Susan Isaacs

Shining Through

Excerpt from Shining Through

Chapter One

In 1940, when I was thirty-one and an old maid, while the whole world waited for war, I fell in love with John Berringer.

An office crush. Big deal. Since the invention of the steno pad, a day hasn’t gone by without some secretary glancing up from her Pitman squiggles and suddenly realizing that the man who was mumbling “…and therefore, pursuant to the above…” was the one man in her life who could ever bring her joy.

So there I was, a cliche with a number 2 yellow pencil: a working girl from Queens who’d lost her heart to the pride of the Ivy League.

And to make matters worse, John Berringer bore absolutely no resemblance to the typical Wall Street international lawyer, the kind whose gray face was two shades paler than his suit. Sure, a girl could wind up losing her heart to one of those dreary men. There’s nothing quieter than an old maid’s bedroom, and in that black stillness it’s so easy to create magic: A lawyer with the profile of a toad—Abracadabra!—is transformed into an Adonis, pulsating with passion under his pinstripes.

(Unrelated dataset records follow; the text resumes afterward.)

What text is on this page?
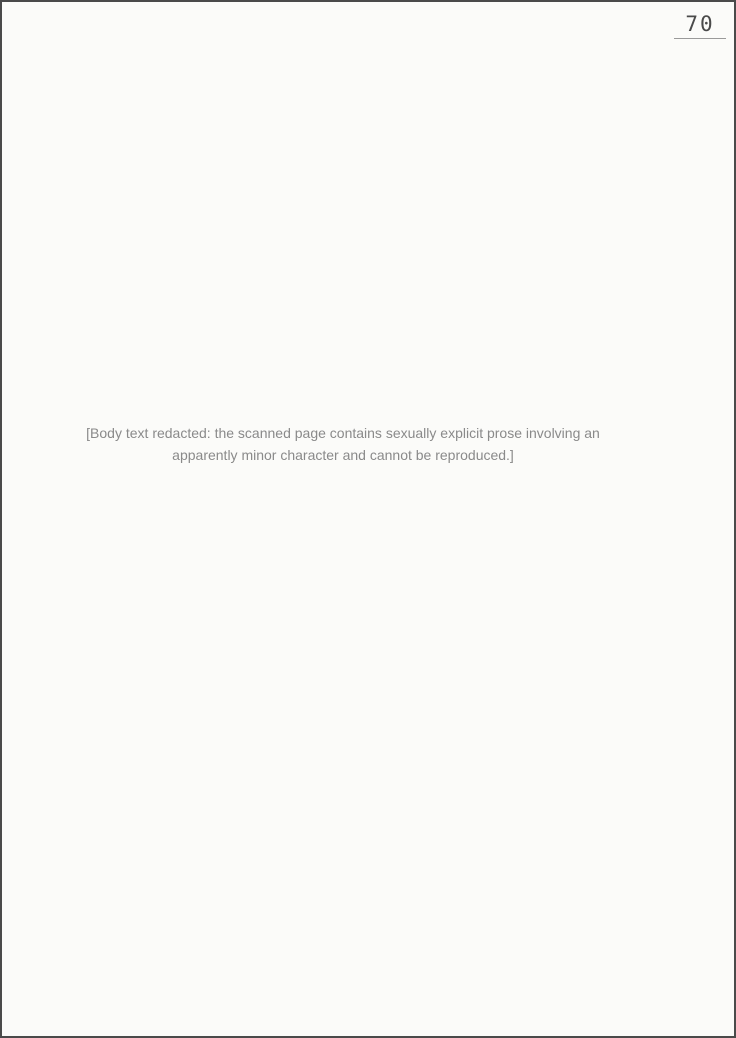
70

[Body text redacted: the scanned page contains sexually explicit prose involving an apparently minor character and cannot be reproduced.]
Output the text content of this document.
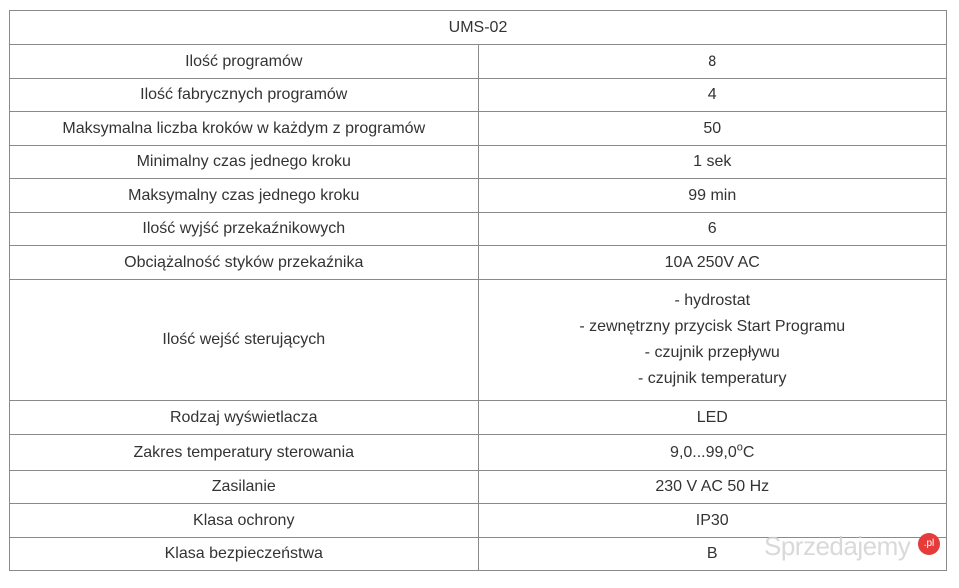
UMS-02	
Ilość programów	8
Ilość fabrycznych programów	4
Maksymalna liczba kroków w każdym z programów	50
Minimalny czas jednego kroku	1 sek
Maksymalny czas jednego kroku	99 min
Ilość wyjść przekaźnikowych	6
Obciążalność styków przekaźnika	10A 250V AC
Ilość wejść sterujących	- hydrostat
- zewnętrzny przycisk Start Programu
- czujnik przepływu
- czujnik temperatury

Rodzaj wyświetlacza	LED
Zakres temperatury sterowania	9,0...99,0$^o$C
Zasilanie	230 V AC 50 Hz
Klasa ochrony	IP30
Klasa bezpieczeństwa	B Sprzedajemy	.pl
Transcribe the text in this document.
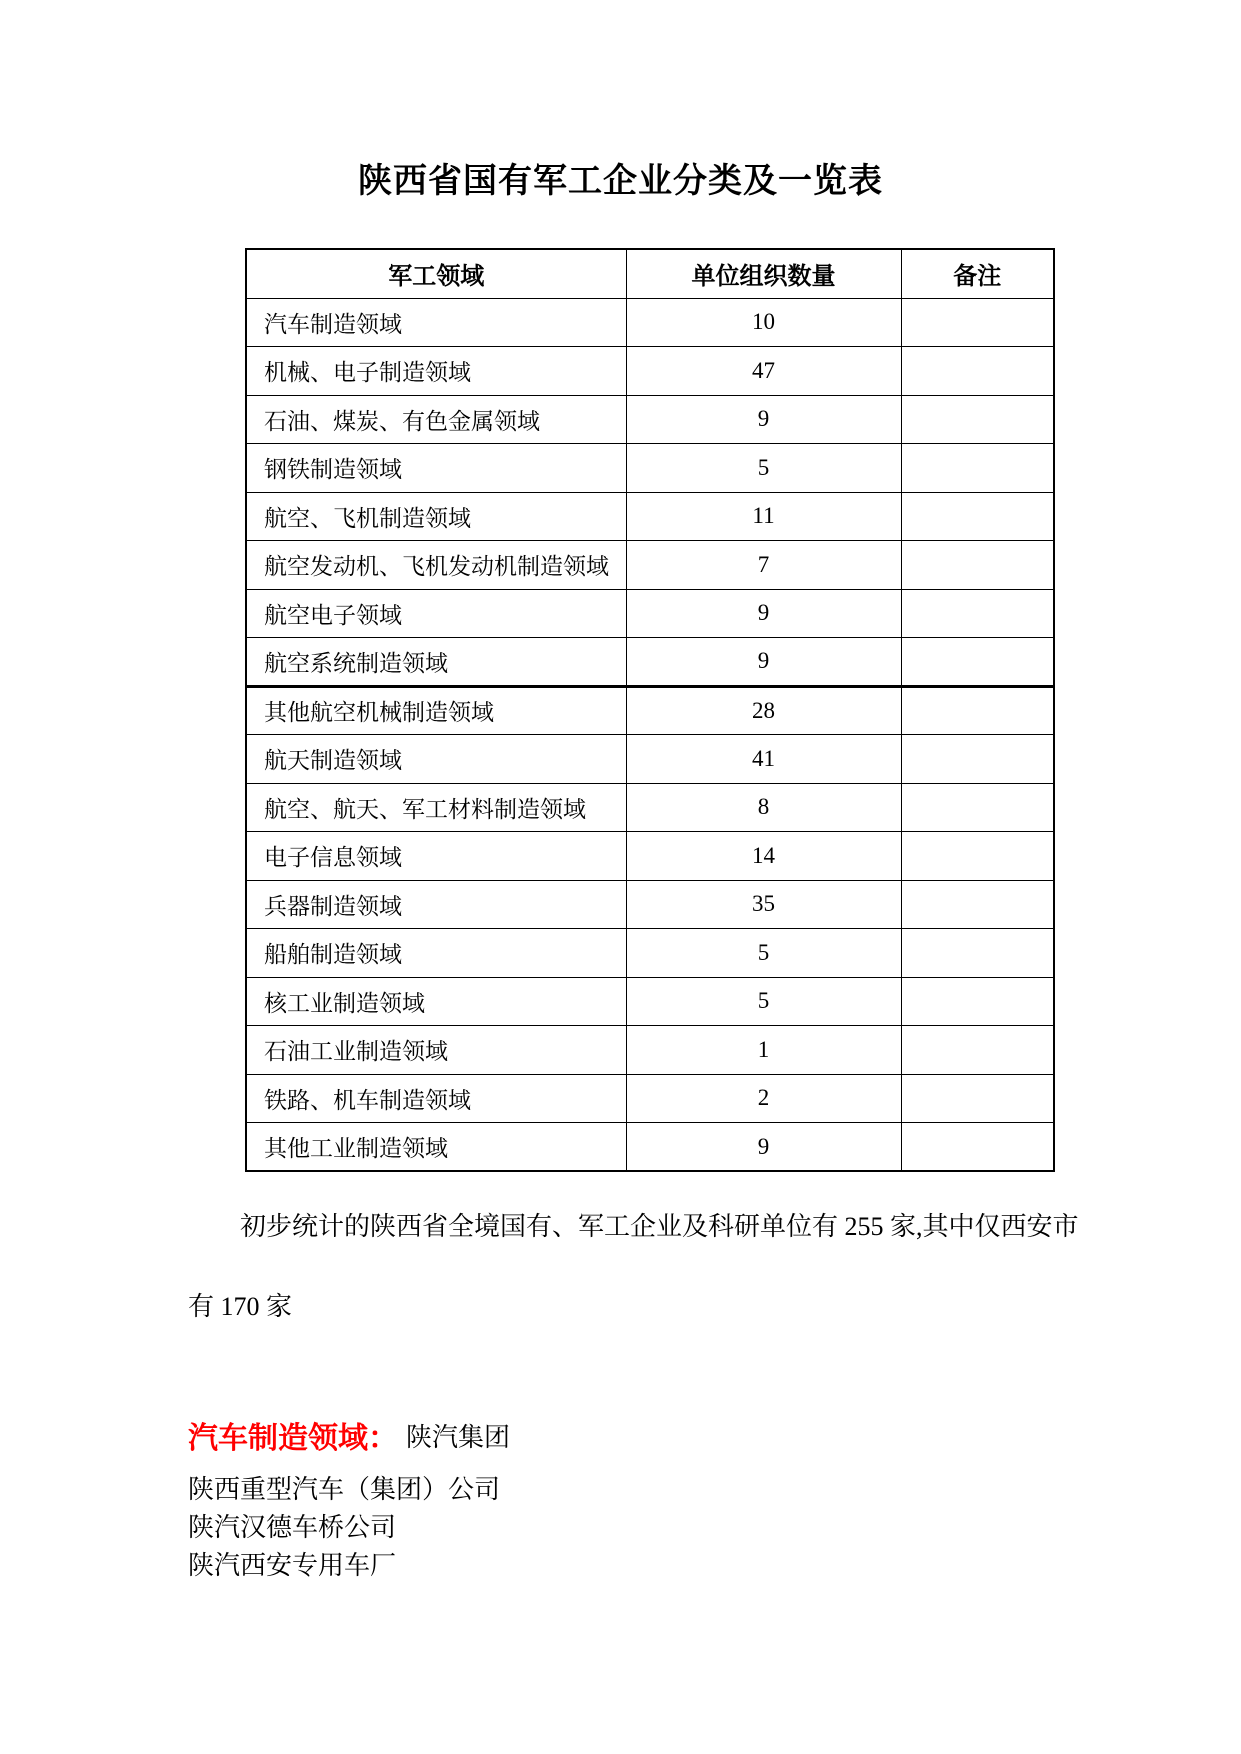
陕西省国有军工企业分类及一览表
军工领域	单位组织数量	备注
汽车制造领域	10	
机械、电子制造领域	47	
石油、煤炭、有色金属领域	9	
钢铁制造领域	5	
航空、飞机制造领域	11	
航空发动机、飞机发动机制造领域	7	
航空电子领域	9	
航空系统制造领域	9	
其他航空机械制造领域	28	
航天制造领域	41	
航空、航天、军工材料制造领域	8	
电子信息领域	14	
兵器制造领域	35	
船舶制造领域	5	
核工业制造领域	5	
石油工业制造领域	1	
铁路、机车制造领域	2	
其他工业制造领域	9	
初步统计的陕西省全境国有、军工企业及科研单位有 255 家,其中仅西安市
有 170 家
汽车制造领域： 陕汽集团
陕西重型汽车（集团）公司
陕汽汉德车桥公司
陕汽西安专用车厂
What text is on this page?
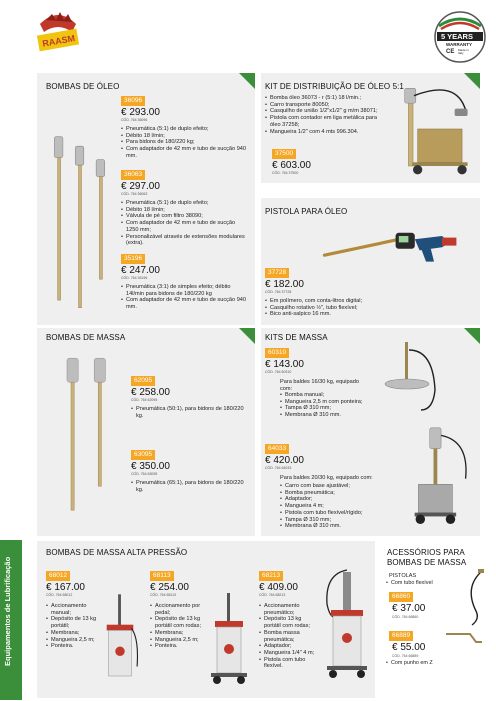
RAASM	5 YEARS
WARRANTY
CE Made in Italy
Equipamentos de Lubrificação
BOMBAS DE ÓLEO
36096
€ 293.00
CÓD. 764 36096
• Pneumática (5:1) de duplo efeito;
• Débito 18 l/min;
• Para bidons de 180/220 kg;
• Com adaptador de 42 mm e tubo de sucção 940 mm.
36063
€ 297.00
CÓD. 764 36063
• Pneumática (5:1) de duplo efeito;
• Débito 18 l/min;
• Válvula de pé com filtro 38090;
• Com adaptador de 42 mm e tubo de sucção 1250 mm;
• Personalizável através de extensões modulares (extra).
35196
€ 247.00
CÓD. 764 35196
• Pneumática (3:1) de simples efeito; débito 14l/min para bidons de 180/220 kg
• Com adaptador de 42 mm e tubo de sucção 940 mm.
KIT DE DISTRIBUIÇÃO DE ÓLEO 5:1
• Bomba óleo 36073 - r (5:1) 18 l/min.;
• Carro transporte 80050;
• Casquilho de união 1/2"x1/2" g m/m 38071;
• Pistola com contador em liga metálica para óleo 37258;
• Mangueira 1/2" com 4 mts 996.304.
37500
€ 603.00
CÓD. 764 37500
PISTOLA PARA ÓLEO
37728
€ 182.00
CÓD. 764 37728
• Em polímero, com conta-litros digital;
• Casquilho rotativo ½", tubo flexível;
• Bico anti-salpico 16 mm.
BOMBAS DE MASSA
62095
€ 258.00
CÓD. 764 62095
• Pneumática (50:1), para bidons de 180/220 kg.
63095
€ 350.00
CÓD. 764 63095
• Pneumática (65:1), para bidons de 180/220 kg.
KITS DE MASSA
60310
€ 143.00
CÓD. 764 60310
Para baldes 16/30 kg, equipado com:
• Bomba manual;
• Mangueira 2,5 m com ponteira;
• Tampa Ø 310 mm;
• Membrana Ø 310 mm.
64033
€ 420.00
CÓD. 764 64033
Para baldes 20/30 kg, equipado com:
• Carro com base ajustável;
• Bomba pneumática;
• Adaptador;
• Mangueira 4 m;
• Pistola com tubo flexível/rígido;
• Tampa Ø 310 mm;
• Membrana Ø 310 mm.
BOMBAS DE MASSA ALTA PRESSÃO
68012
€ 167.00
CÓD. 764 68012
• Accionamento manual;
• Depósito de 13 kg portátil;
• Membrana;
• Mangueira 2,5 m;
• Ponteira.
68113
€ 254.00
CÓD. 764 68113
• Accionamento por pedal;
• Depósito de 13 kg portátil com rodas;
• Membrana;
• Mangueira 2,5 m;
• Ponteira.
68213
€ 409.00
CÓD. 764 68213
• Accionamento pneumático;
• Depósito 13 kg portátil com rodas;
• Bomba massa pneumática;
• Adaptador;
• Mangueira 1/4" 4 m;
• Pistola com tubo flexível.
ACESSÓRIOS PARA BOMBAS DE MASSA
PISTOLAS
Com tubo flexível
66860
€ 37.00
CÓD. 764 66860
66889
€ 55.00
CÓD. 764 66889
Com punho em Z
•
•
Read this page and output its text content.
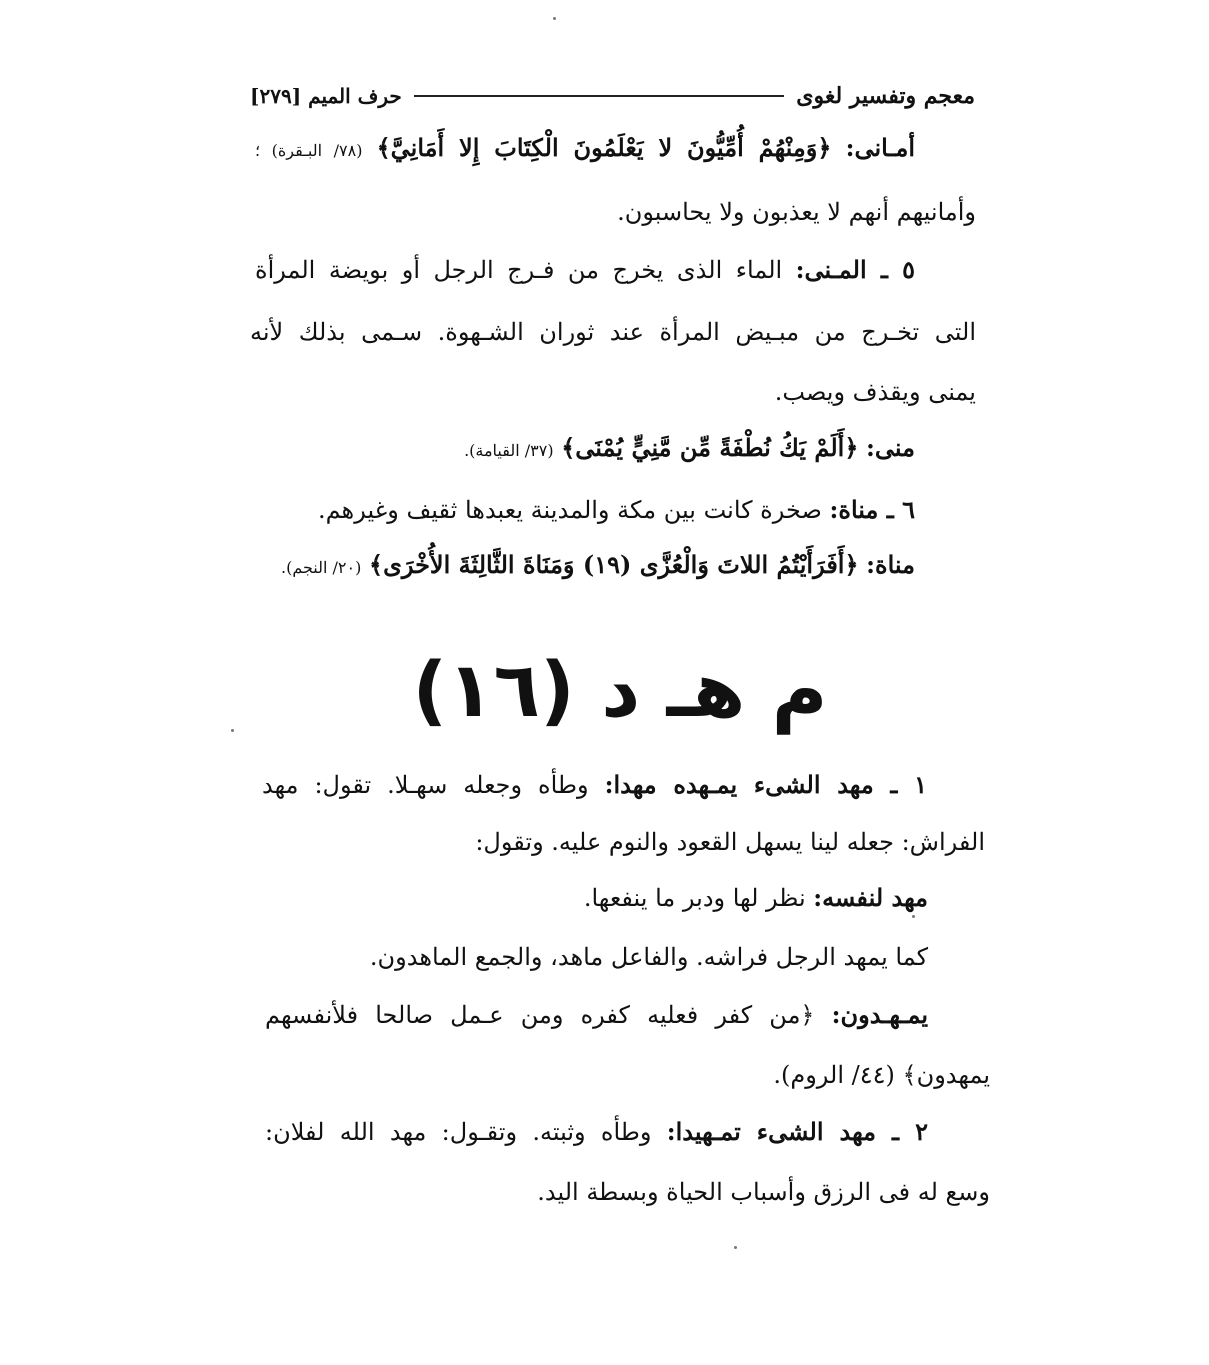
معجم وتفسير لغوى
حرف الميم [٢٧٩]
أمـانى: ﴿وَمِنْهُمْ أُمِّيُّونَ لا يَعْلَمُونَ الْكِتَابَ إِلا أَمَانِيَّ﴾ (٧٨/ البـقرة) ؛
وأمانيهم أنهم لا يعذبون ولا يحاسبون.
٥ ـ المـنى: الماء الذى يخرج من فـرج الرجل أو بويضة المرأة
التى تخـرج من مبـيض المرأة عند ثوران الشـهوة. سـمى بذلك لأنه
يمنى ويقذف ويصب.
منى: ﴿أَلَمْ يَكُ نُطْفَةً مِّن مَّنِيٍّ يُمْنَى﴾ (٣٧/ القيامة).
٦ ـ مناة: صخرة كانت بين مكة والمدينة يعبدها ثقيف وغيرهم.
مناة: ﴿أَفَرَأَيْتُمُ اللاتَ وَالْعُزَّى (١٩) وَمَنَاةَ الثَّالِثَةَ الأُخْرَى﴾ (٢٠/ النجم).
م هـ د (١٦)
١ ـ مهد الشىء يمـهده مهدا: وطأه وجعله سهـلا. تقول: مهد
الفراش: جعله لينا يسهل القعود والنوم عليه. وتقول:
مهد لنفسه: نظر لها ودبر ما ينفعها.
كما يمهد الرجل فراشه. والفاعل ماهد، والجمع الماهدون.
يمـهـدون: ﴿من كفر فعليه كفره ومن عـمل صالحا فلأنفسهم
يمهدون﴾ (٤٤/ الروم).
٢ ـ مهد الشىء تمـهيدا: وطأه وثبته. وتقـول: مهد الله لفلان:
وسع له فى الرزق وأسباب الحياة وبسطة اليد.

But John didn’t need any of that midnight magic to turn him gorgeous. The big joke in the law firm was how could I not have a mad crush on him. “You’ve got to be made of iron, Linda,” one of the girls said at lunch, “not to go nuts for those blue eyes. They’re blue like-” Someone at the far end of the table called out, Twilight! And someone else chimed in, No, like a clear lake … but with a funny kind of depth, like on a cloudy day. John Berringer made poets out of stenographers. Someone else piped up, Come on…blue like pansies, and Gladys Slade, my best friend, called out from the head of the lunch table, “How can anybody even think of the word ‘pansy’ in the same sentence with ‘Mr. Berringer’ in it?” Everyone giggled.

In private, Gladys said, “Listen, Linda, don’t kid a kidder. I’m the first person to understand your not wanting to make a public announcement, but even if you didn’t care about looks, think about brains. I mean, you’re always reading the papers and wanting to talk about—oh, God, you know English naval power. Or French politics. So aren’t you attracted to someone brilliant like him? I bet he loves all that boring stuff.”

“It’s not boring. Three quarters of the world is—”

“He’s so charming,” she cut me off. “Like a blond Cary Grant.”

“Gladys,” I explained, “when you sit across the desk from this guy day in and day out, you realize he’s always charming. It kind of wafts up from him, like B.O. Don’t you get it? It doesn’t mean anything. And his looks…Yeah, he’s handsome, but what’s behind it?”

“That’s for you to find out,” Gladys ho-ho-hoed.

“I’ve got to tell you,” I said, “there’s something deepdown unappealing about a man who knows he’s stunning and uses it. You know, like it’s six-fifteen and you’re so tired all you want to do is suck your thumb, but he has fortyseven letters he still wants to dictate. So he flashes that five-thousand-watt smile and that’s supposed to brighten up your life and make you want to go on. But see, a guy who pulls that sort of thing isn’t…”

“Isn’t what?”

“Isn’t masculine.”

“Oh, come off it!”

“I’m serious, Gladys. And he’s much too blond. Girls are fair. Guys should be dark. And with those big blue eyes. It’s like some artist made him up to illustrate ‘Cinderella.’ Can’t you just see him, with green stockings and those bubble shorts, holding a glass slipper?”

“I can see him with green stockings…and without green stockings.” This was a very racy remark for Gladys, whose idea of wild sex was Fred Astaire loosening his tie.

“He’s Prince Charming,” I said. “Who needs it? I’ve got to stay late when he asks me, even if he looked like a pile of you-know-what. It’s my job. But he thinks: Ha! I’ve charmed her. I’ve got her where I’ve got all the girls, in the palm of my hand.” I looked Gladys straight in the eye. “You know why he doesn’t do a thing for me? Because he’s a woman’s man. Not a real man.”

Naturally, I was lying through my teeth. But I kept my secret love a secret. I would not let myself (as his secretary) be honorary president of the John Berringer Fan Club. What I felt for John wasn’t meant to be shared with the girls. It was precious, and different.

Because even way back then, I felt I was different.

But was I (am I?) really different in any way from all the women from Brooklyn and Queens and the Bronx who trekked up the stairs from the subway every morning and got lost in the dark canyons, the gloomy buildings that loomed over Wall Street? Well, I’m not in Queens anymore. I’m certainly not a secretary. I’m not the girl I was.

But how did I get all the way here from there?

Because when America finally did go to war, the other subway secretaries fought Hitler by saving their bacon grease in fin cans and putting makeup on their legs instead of silk stockings. My fight, though, was different—perilous, real. I wound up in the middle of the Nazi hellhole. Me, Linda Voss.